Arun Gandhi, the peace activist and grandson of Mahatma Gandhi, speaks at the Kenner Lecture on Cultural Understanding and Tolerance on Tuesday, Feb. 7, 2017, in Baker Hall. Gandhi reminded his audience of the need for peace and nonviolence in our globalizing world. (Maxim Beard/B&W Staff)

Q&A: Kenner Lecture Speaker Arun Gandhi talks nonviolence, anger and peace


Arun Gandhi, the grandson of Mahatma Gandhi, was this year’s Kenner Lecture speaker. Arun Gandhi sat down with The Brown and White for a brief question and answer session. A recap of the lecture can be found here.

Q: After living with your grandfather for 18 months, what were the most important lessons you learned?

Arun Gandhi: I think the first most important lesson is understanding anger and using that energy constructively and intelligently.

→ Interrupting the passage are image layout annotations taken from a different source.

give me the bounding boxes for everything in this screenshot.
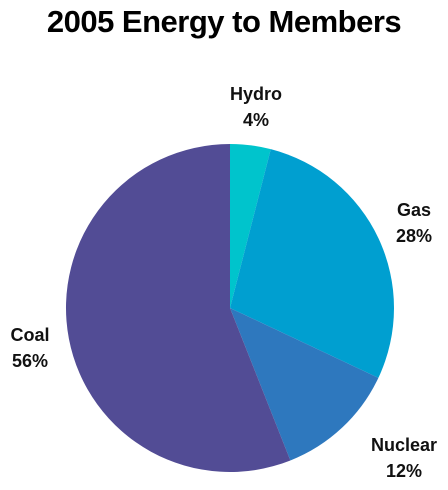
pie-slice-hydro: [230, 144, 271, 308]
slice-value-nuclear: 12%: [386, 461, 422, 481]
pie-slice-coal: [65, 144, 291, 472]
slice-value-coal: 56%: [12, 351, 48, 371]
pie-slice-gas: [230, 149, 395, 378]
slice-label-nuclear: Nuclear: [371, 435, 437, 455]
slice-label-hydro: Hydro: [230, 84, 282, 104]
pie-slices: [65, 144, 395, 472]
slice-label-gas: Gas: [397, 200, 431, 220]
chart-title: 2005 Energy to Members: [46, 4, 402, 39]
slice-label-coal: Coal: [10, 325, 49, 345]
slice-value-gas: 28%: [396, 226, 432, 246]
pie-slice-nuclear: [230, 308, 379, 461]
pie-labels: Hydro 4% Gas 28% Nuclear 12% Coal 56%: [10, 84, 437, 481]
slice-value-hydro: 4%: [243, 110, 269, 130]
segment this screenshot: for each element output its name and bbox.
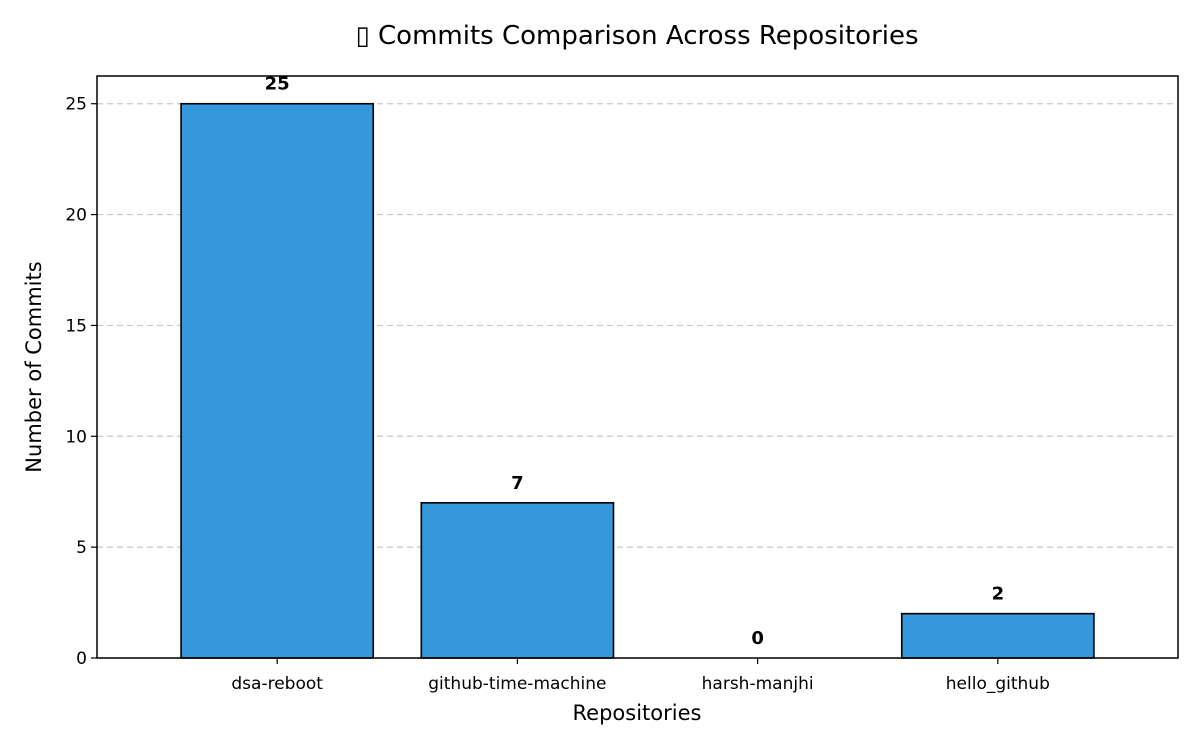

Harvard University recently did a study finding that anger generated more than 80 percent of the violence in our personal lives as well as in our national lives. If we can harvest anger and use that energy constructively we would reduce violence by almost 80 percent.

That is something I think we need to do because today we don’t want to talk about anger. If we don’t teach it, we just allow everyone to find their own way with dealing with anger, and the result is that we all end up abusing it. So we need to take this seriously and start teaching children right from kindergarten all the way to high school and even beyond about understanding anger.

The second lesson I think was very important was understanding the philosophy of nonviolence.

I always thought that nonviolence is not fighting with anyone, but I learned from grandfather that is one part of the definition. The main part is understanding how we commit violence every day and this happened through the story of a little pencil.

I was walking back home, and I threw this pencil away, and he made me go out and look for the pencil, but when I found it and brought it to him, that is when he told me that throwing away something so small like a pencil is an act of violence and that we are wasting resources.

I realized that passive violence is much more important than physical violence, because passive violence is the fuel that connects physical violence. This is why we need to be the change we wish to see. If we don’t change our habits, relationships, attitudes and wastefulness than we continue to fuel the physical violence.

Q: What inspires you to make an impact on the world around you?

AG: My experience with violence, especially when I was very young, was being touched with such hate and prejudice that I realized how society was eroding civilization. I realized that I should take the lessons I learned to the people to try to make a difference in their lives.

Q: What is one major principle that you live your life by?

AG: I try to live by nonviolence and try not to commit any passive or physical violence. I try to look for the truths, which is a very hard thing to do, but I do that as much as possible. I try to live a life full of compassion, love and respect.

Q: How do you foresee present-day students contributing to the peace process? What advice would you give the Lehigh community to foster a peaceful environment?

AG: We need to understand the definition of peace. For most people, peace is the absence of war or the absence of violence. This is not right, and this is not true because we commit violence in many ways that aren’t physical. A lot of people think peace is a destination and it’s not a place we can go. Peace is not a destination — peace is the way we live. We can create peace within ourselves or in this very moment.

Once we create peace within ourselves, there will be more peace all around us. There is not something beyond us but within us. We see ourselves selfish and self-centered and always trying to make the most money, but we don’t take much note of what is happening in the world.

This interview has been edited for length.